One other note on the SRS system Pettapiece uses is that it caps blowout wins at 25 points; thus, a team that wins by 30 would only receive credit for a 25-point win, and the defeated team would only be recorded as losing by 25. The idea there is to prevent one awful loss from utterly destroying a team's SRS rating (or conversely, inflating another team's).
"You don't want to reward teams for running up the score against the Eskimos," Pettapiece said.
Pettapiece said that means the spread between the best and worst teams isn't as high as it might be otherwise, however.
"I think Edmonton might be more than six points worse than average," he said.
What does this all mean? Well, if you compare these systems' results to the league standings, both suggest that the Tiger-Cats could be better than many imagine. RPI loves them for winning unexpected games on the road (like last week's one in B.C.) and playing a tough schedule. SRS isn't as high on them, but it still has them a respectable fourth overall. Both systems also suggest that the Argonauts may be worse than their record would suggest, thanks to narrow victories, big losses and struggles on the road; the SRS conclusion that Toronto's the second-worst team in the league would come as a surprise to many.

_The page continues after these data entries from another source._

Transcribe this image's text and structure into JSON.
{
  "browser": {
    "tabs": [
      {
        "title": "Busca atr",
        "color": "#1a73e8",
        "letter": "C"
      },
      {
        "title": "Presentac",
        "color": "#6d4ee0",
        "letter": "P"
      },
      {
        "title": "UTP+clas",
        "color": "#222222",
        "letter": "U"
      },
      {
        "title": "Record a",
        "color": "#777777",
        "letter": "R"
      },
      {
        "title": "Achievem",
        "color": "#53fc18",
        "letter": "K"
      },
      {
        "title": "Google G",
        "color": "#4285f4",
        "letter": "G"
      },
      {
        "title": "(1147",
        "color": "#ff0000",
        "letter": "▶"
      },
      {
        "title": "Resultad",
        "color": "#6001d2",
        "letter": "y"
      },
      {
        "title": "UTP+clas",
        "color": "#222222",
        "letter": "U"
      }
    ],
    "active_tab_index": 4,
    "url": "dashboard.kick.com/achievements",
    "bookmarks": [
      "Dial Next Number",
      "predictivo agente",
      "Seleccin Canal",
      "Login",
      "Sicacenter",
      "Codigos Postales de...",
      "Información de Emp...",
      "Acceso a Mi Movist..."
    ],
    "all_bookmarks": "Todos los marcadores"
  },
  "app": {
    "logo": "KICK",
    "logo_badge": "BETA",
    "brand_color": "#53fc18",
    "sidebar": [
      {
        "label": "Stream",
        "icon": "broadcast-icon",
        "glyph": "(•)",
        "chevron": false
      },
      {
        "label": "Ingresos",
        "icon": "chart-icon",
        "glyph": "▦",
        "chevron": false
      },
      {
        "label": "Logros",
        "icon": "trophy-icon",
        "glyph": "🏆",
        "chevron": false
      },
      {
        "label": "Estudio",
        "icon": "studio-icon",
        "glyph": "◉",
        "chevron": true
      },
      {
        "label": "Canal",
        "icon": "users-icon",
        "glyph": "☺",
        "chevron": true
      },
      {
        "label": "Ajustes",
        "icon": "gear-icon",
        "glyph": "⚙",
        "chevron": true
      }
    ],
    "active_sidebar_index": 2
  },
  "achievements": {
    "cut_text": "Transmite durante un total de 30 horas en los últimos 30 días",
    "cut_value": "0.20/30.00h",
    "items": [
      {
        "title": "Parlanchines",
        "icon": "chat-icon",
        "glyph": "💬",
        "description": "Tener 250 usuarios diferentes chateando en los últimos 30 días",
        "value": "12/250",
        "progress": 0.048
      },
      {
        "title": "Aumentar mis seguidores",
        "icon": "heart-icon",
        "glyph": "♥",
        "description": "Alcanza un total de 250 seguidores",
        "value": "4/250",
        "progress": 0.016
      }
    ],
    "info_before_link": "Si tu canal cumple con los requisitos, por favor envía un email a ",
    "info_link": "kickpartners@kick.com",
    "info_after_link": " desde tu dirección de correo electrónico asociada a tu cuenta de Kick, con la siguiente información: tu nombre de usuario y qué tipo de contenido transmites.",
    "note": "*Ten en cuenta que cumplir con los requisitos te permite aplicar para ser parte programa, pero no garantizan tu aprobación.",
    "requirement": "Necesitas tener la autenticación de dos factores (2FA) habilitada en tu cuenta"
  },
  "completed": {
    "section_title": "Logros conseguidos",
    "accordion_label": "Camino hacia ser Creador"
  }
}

In the end, both of these systems are just another way to look at the league. They're not necessarily completely accurate in their team rankings, but they provide us with some interesting information on strengths of schedule, margins of victory and which teams might be better or worse than straight wins and losses select. Having more information is always a good thing in my books, and these rankings represent a significant leap forward on that front.